Chirp chirp!  Don't I look pleasant and friendly?  Well, I'm NOT!

In summary, I have decided that these birds are beautiful to look at in the wild, and enjoy in aviaries and zoos, but never, ever will I have one as a pet.


Anonymous said...

Beautiful! Believe I'll bring ear plugs for when we visit though.


L said...

You might think about it, Mom. Especially since we'll have the windows open because it will be warm.

Carlw4514 said...

ghosts of murdered children? do you have something in your past you forgot to tell us? not too many female serial killers out there they tell us. [g]

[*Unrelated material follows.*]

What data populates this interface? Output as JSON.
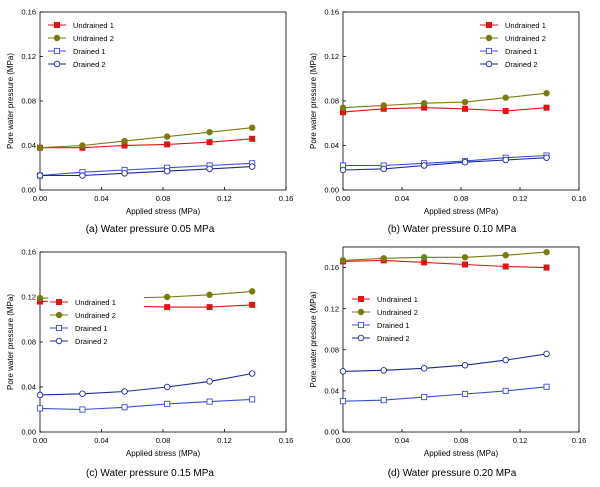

My Kookaburra story, it's pretty funny: First you familiarize me with what bird makes this sound one day, and practically the next day at work I start hearing this Kookaburra out in the parking lot. OK, this is it, I'm losing my mind? Different days I walk around trying to find the source of this sound but can't. Finally I mention it to a stranger who looks unlikely to call the guys with the straightjackets, and he tells me the answer. Some store there has a problem with pigeons molesting their [I forget] product and play this sound on their roof, finding evidently it scares them off.

It was funny, it wound up being just loud enough to where I was looking in trees nearby to see what local bird made this similar noise, or if some local person let his pet go, or what? After a day or two I realized that can't be it since the sound was always in this general area, but I really couldnt locate it and thankfully this one person knew the deal!!

L said...

Re: my dream, I think it is more a testament of seeing too many horror movies.

That's a funny story about the kookaburra. Ethan and I have recognized the call as the typical "jungle" noise heard in cartoons and games.